Go look at at that trademark suit with Geico a few years back.
Yahoo settled immediately because it rightly feared that a court fight with a Warren-Buffett-controlled company might be bad for business. Google fought it for a year before settling. Remember the
DOJ's subpoena for consumer web search data last year? Microsoft and
Yahoo complied immediately. Google pushed back in court and forced the request to be significantly narrowed. It' argument with book publishers in the
US and in Europe seems headed for court too.
Google doesn't have have any ambitions to traffic in pirated material, but I also know they believe - as I do- that the current laws regarding fair use need revisiting. What better place to do it than in a court of law. Settling may be the most expedient way to solve corporate tiffs, but since most of them are confidential, no one learns anything. And we all need to learn a lot about copyright law, hammer out new statutes that make sense and get back to creating stuff instead of pissing on each other.

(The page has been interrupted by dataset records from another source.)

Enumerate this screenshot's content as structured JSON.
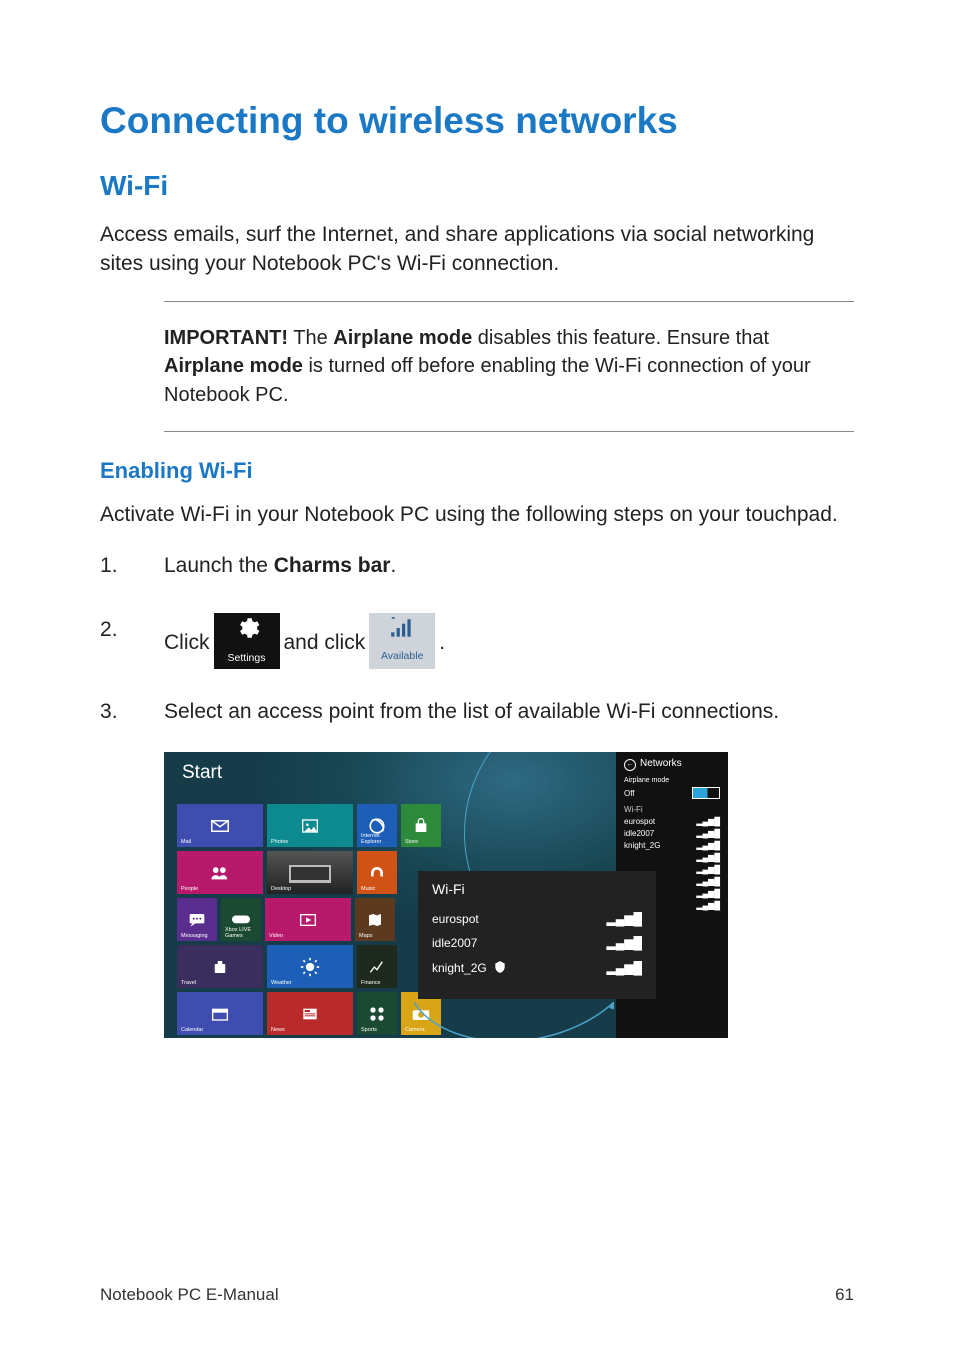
{
  "heading": "Connecting to wireless networks",
  "section_wifi": "Wi-Fi",
  "intro": "Access emails, surf the Internet, and share applications via social networking sites using your Notebook PC's Wi-Fi connection.",
  "important_label": "IMPORTANT!",
  "important_part1": " The ",
  "important_bold1": "Airplane mode",
  "important_part2": " disables this feature. Ensure that ",
  "important_bold2": "Airplane mode",
  "important_part3": " is turned off before enabling the Wi-Fi connection of your Notebook PC.",
  "enabling_heading": "Enabling Wi-Fi",
  "enabling_intro": "Activate Wi-Fi in your Notebook PC using the following steps on your touchpad.",
  "steps": {
    "one_pre": "Launch the ",
    "one_bold": "Charms bar",
    "one_post": ".",
    "two_pre": "Click ",
    "two_mid": " and click ",
    "two_post": ".",
    "three": "Select an access point from the list of available Wi-Fi connections."
  },
  "tile_settings_label": "Settings",
  "tile_available_label": "Available",
  "screenshot": {
    "start_label": "Start",
    "tiles": [
      {
        "label": "Mail",
        "icon": "mail",
        "color": "c-indigo",
        "w": "sz-w"
      },
      {
        "label": "Photos",
        "icon": "photo",
        "color": "c-teal",
        "w": "sz-w"
      },
      {
        "label": "Internet Explorer",
        "icon": "ie",
        "color": "c-blue",
        "w": "sz-s"
      },
      {
        "label": "Store",
        "icon": "store",
        "color": "c-green",
        "w": "sz-s"
      },
      {
        "label": "People",
        "icon": "people",
        "color": "c-mag",
        "w": "sz-w"
      },
      {
        "label": "Desktop",
        "icon": "desktop",
        "color": "c-desk",
        "w": "sz-w"
      },
      {
        "label": "Music",
        "icon": "music",
        "color": "c-orange",
        "w": "sz-s"
      },
      {
        "label": "Messaging",
        "icon": "msg",
        "color": "c-purple",
        "w": "sz-s"
      },
      {
        "label": "Xbox LIVE Games",
        "icon": "game",
        "color": "c-dkgrn",
        "w": "sz-s"
      },
      {
        "label": "Video",
        "icon": "video",
        "color": "c-pink",
        "w": "sz-w"
      },
      {
        "label": "Maps",
        "icon": "maps",
        "color": "c-brown",
        "w": "sz-s"
      },
      {
        "label": "Travel",
        "icon": "travel",
        "color": "c-dkprp",
        "w": "sz-w"
      },
      {
        "label": "Weather",
        "icon": "weather",
        "color": "c-blue",
        "w": "sz-w"
      },
      {
        "label": "Finance",
        "icon": "finance",
        "color": "c-dark",
        "w": "sz-s"
      },
      {
        "label": "Calendar",
        "icon": "calendar",
        "color": "c-indigo",
        "w": "sz-w"
      },
      {
        "label": "News",
        "icon": "news",
        "color": "c-red",
        "w": "sz-w"
      },
      {
        "label": "Sports",
        "icon": "sports",
        "color": "c-dkgrn",
        "w": "sz-s"
      },
      {
        "label": "Camera",
        "icon": "camera",
        "color": "c-yel",
        "w": "sz-s"
      }
    ],
    "networks_panel": {
      "title": "Networks",
      "airplane_label": "Airplane mode",
      "airplane_state": "Off",
      "section": "Wi-Fi",
      "items": [
        "eurospot",
        "idle2007",
        "knight_2G"
      ]
    },
    "wifi_popup": {
      "title": "Wi-Fi",
      "items": [
        "eurospot",
        "idle2007",
        "knight_2G"
      ]
    }
  },
  "footer_left": "Notebook PC E-Manual",
  "footer_right": "61"
}
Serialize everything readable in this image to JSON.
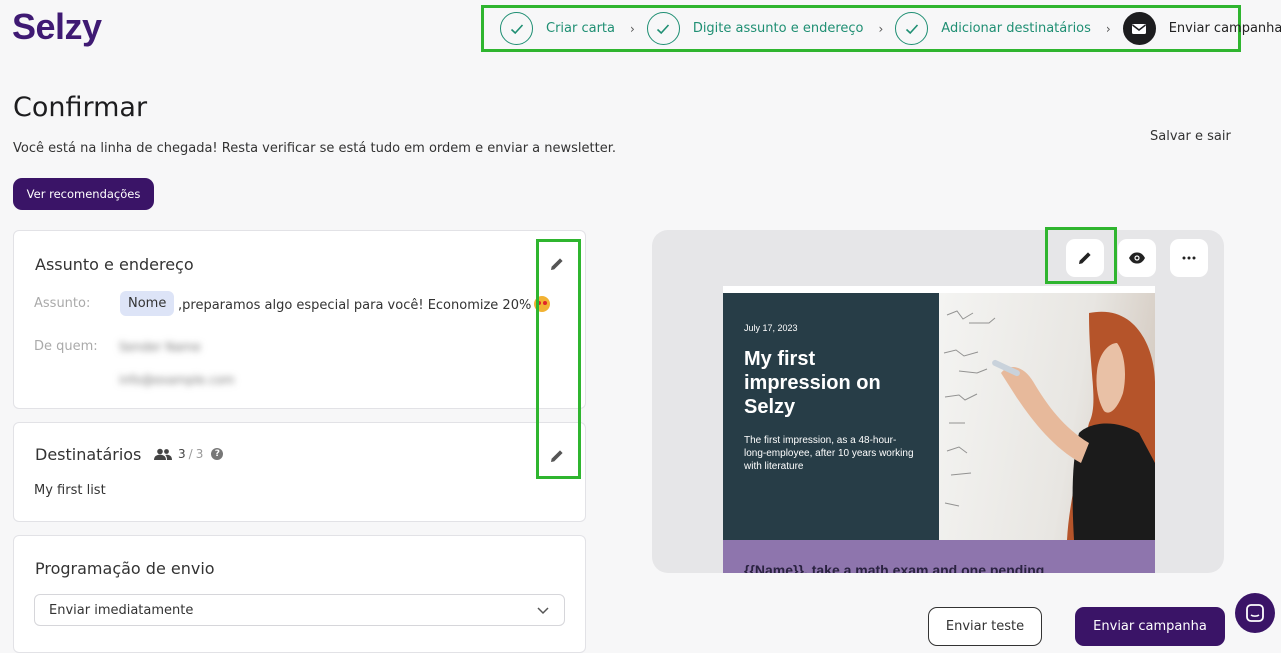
{
  "brand": {
    "logo_text": "Selzy",
    "accent": "#3a1467",
    "highlight": "#2fb52f"
  },
  "stepper": {
    "steps": [
      {
        "label": "Criar carta",
        "icon": "check-icon",
        "done": true
      },
      {
        "label": "Digite assunto e endereço",
        "icon": "check-icon",
        "done": true
      },
      {
        "label": "Adicionar destinatários",
        "icon": "check-icon",
        "done": true
      },
      {
        "label": "Enviar campanha",
        "icon": "envelope-icon",
        "done": false
      }
    ]
  },
  "header": {
    "title": "Confirmar",
    "subtitle": "Você está na linha de chegada! Resta verificar se está tudo em ordem e enviar a newsletter.",
    "save_exit": "Salvar e sair",
    "recommendations_button": "Ver recomendações"
  },
  "subject_card": {
    "title": "Assunto e endereço",
    "subject_label": "Assunto:",
    "subject_tag": "Nome",
    "subject_text": ",preparamos algo especial para você! Economize 20%",
    "from_label": "De quem:",
    "from_name": "Sender Name",
    "from_email": "info@example.com"
  },
  "recipients_card": {
    "title": "Destinatários",
    "count": "3",
    "total": "3",
    "list_name": "My first list"
  },
  "schedule_card": {
    "title": "Programação de envio",
    "selected": "Enviar imediatamente"
  },
  "preview": {
    "date": "July 17, 2023",
    "headline": "My first impression on Selzy",
    "description": "The first impression, as a 48-hour-long-employee, after 10 years working with literature",
    "band_text": "{{Name}}, take a math exam and one pending"
  },
  "footer": {
    "test_button": "Enviar teste",
    "send_button": "Enviar campanha"
  }
}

Of course there is also the Napster case, summarized here in the Wall Street Journal of May 10, 2000:
"Judge Patel denied Napster's claim that it was a "mere conduit" of information, like a phone network or an Internet-service provider. Under
U.S. law, those businesses are exempt from being held responsible for the copyrighted material they might transmit, as long as they take reasonable steps to keep it off their systems.
The judge also ruled that Napster hadn't taken adequate steps to keep
"repeat offenders" from using the site. Napster cancels the account of a user found to be passing pirated material. But the judge noted that it is easy for someone to sign up with a new account, because real names don't have to be given to use the service." *
Compare it to the Journal's coverage of Viacom's suitbelow:
The dispute centers on the companies' different views of "fair use" of copyrighted material under the Digital Millennium
Copyright Act. Google and YouTube argue they aren't liable for content that other people post, while Viacom thinks they are.
Google and YouTube "to some extent believe that the
Internet has changed the nature of content," said Joseph Rosenbaum, a partner at Reed Smith and a specialist in electronic commerce and intellectual property. The result is the media companies feel they have to "defend the value of their content almost at the point of a gun," he added. Mr. Rosenbaum has represented Viacom in other digital-rights matters but isn't involved in this case.
Underlying the failed talks -- and Viacom's escalation to confrontation
-- is a "genuine disagreement" that Google Chief Executive Eric Schmidt discussed last week at an investor conference between Google and traditional media about how to pursue the emerging business of online video. Media companies argue their content has a certain value that should be rewarded, while Google says "prove it" with viewer traffic,
Mr. Schmidt said. "That's often a difficult conversation."